O empobrecimento forçou muitas pessoas a derrubar suas próprias árvores. A vegetação em nosso bairro quase desapareceu. Muitos de nossos vizinhos começaram a cortar as árvores que cresceram em seus quintais. Mesmo começamos a usar galhos da nossa oliveira – a mesma árvore que nunca ousamos tocar quando éramos jovens, com medo de que perturbasse as flores de cair e produzir menos azeitonas.
As famílias que não têm árvores para cortar se voltaram para queimar plástico, borracha e lixo – qualquer coisa que pegue fogo. Mas queimar esses materiais libera fumaça tóxica, envenenando o ar que respiram e penetrando na comida que cozinham. O sabor do plástico se apega a cada mordida, transformando cada refeição em um risco à saúde.
A exposição constante a essa fumaça pode causar sofrimento respiratório grave e doenças crônicas e até levar a doenças com risco de vida, como o câncer. No entanto, que escolha as pessoas têm? Sem fogo, não há comida.
Há algo profundamente cruel na transformação da cozinha – de um símbolo de família e hospitalidade em uma zona tóxica. O fogo que antes significava calor agora queima nossos pulmões e olhos.

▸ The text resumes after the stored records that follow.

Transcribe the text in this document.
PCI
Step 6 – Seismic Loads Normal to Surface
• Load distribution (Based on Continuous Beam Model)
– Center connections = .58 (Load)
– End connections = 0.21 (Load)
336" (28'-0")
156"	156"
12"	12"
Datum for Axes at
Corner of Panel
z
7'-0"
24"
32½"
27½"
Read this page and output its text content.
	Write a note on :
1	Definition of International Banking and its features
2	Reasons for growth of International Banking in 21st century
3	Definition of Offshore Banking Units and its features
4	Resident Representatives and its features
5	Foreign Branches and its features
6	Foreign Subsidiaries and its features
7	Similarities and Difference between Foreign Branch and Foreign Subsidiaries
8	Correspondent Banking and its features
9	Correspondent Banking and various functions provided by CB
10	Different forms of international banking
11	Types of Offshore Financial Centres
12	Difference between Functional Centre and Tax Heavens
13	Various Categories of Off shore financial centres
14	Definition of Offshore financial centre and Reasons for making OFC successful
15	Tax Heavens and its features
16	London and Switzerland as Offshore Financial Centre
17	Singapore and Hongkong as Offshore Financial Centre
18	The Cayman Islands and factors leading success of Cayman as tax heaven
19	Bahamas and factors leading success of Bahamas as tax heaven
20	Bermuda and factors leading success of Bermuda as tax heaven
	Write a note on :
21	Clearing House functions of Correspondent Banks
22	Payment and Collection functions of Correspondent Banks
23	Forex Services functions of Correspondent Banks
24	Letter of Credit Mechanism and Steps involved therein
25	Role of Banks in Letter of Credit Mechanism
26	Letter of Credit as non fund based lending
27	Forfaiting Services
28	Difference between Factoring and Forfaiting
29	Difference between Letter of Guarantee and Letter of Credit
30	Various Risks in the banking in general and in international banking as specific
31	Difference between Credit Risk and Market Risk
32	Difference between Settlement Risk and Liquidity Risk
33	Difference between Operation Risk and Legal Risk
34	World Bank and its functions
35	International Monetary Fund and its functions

As refeições cozidas dificilmente podem ser chamadas assim: sopa de lentilhas; pão de farinha infestada ou farinha misturada com areia. A alegria de preparar comida foi substituída pelo medo, dor e exaustão.
Essa falta de gás de cozinha fez mais do que prejudicar nosso acesso aos alimentos – desmontou os rituais que mantêm as famílias unidas. As refeições não são mais um tempo para se reunir e desfrutar do tempo da família, mas um tempo para suportar. Um tempo para tossir. Um tempo para orar para que o fogo de hoje não torne alguém muito doente.
Se uma bomba não nos mata, enfrentamos uma morte mais lenta: silencioso, tóxico e tão cruel.
Isso é Gaza hoje.
Um lugar onde a sobrevivência significa inalar veneno apenas para tomar uma xícara de chá pela manhã.
Um lugar onde a lenha se tornou mais valiosa que o ouro.
Um lugar onde até o simples ato de comer foi armado.
E, no entanto, queimamos.
Nós tossimos.
Continuamos.
Que outra escolha temos?
As opiniões expressas neste artigo são do autor e não refletem necessariamente a postura editorial da Al Jazeera.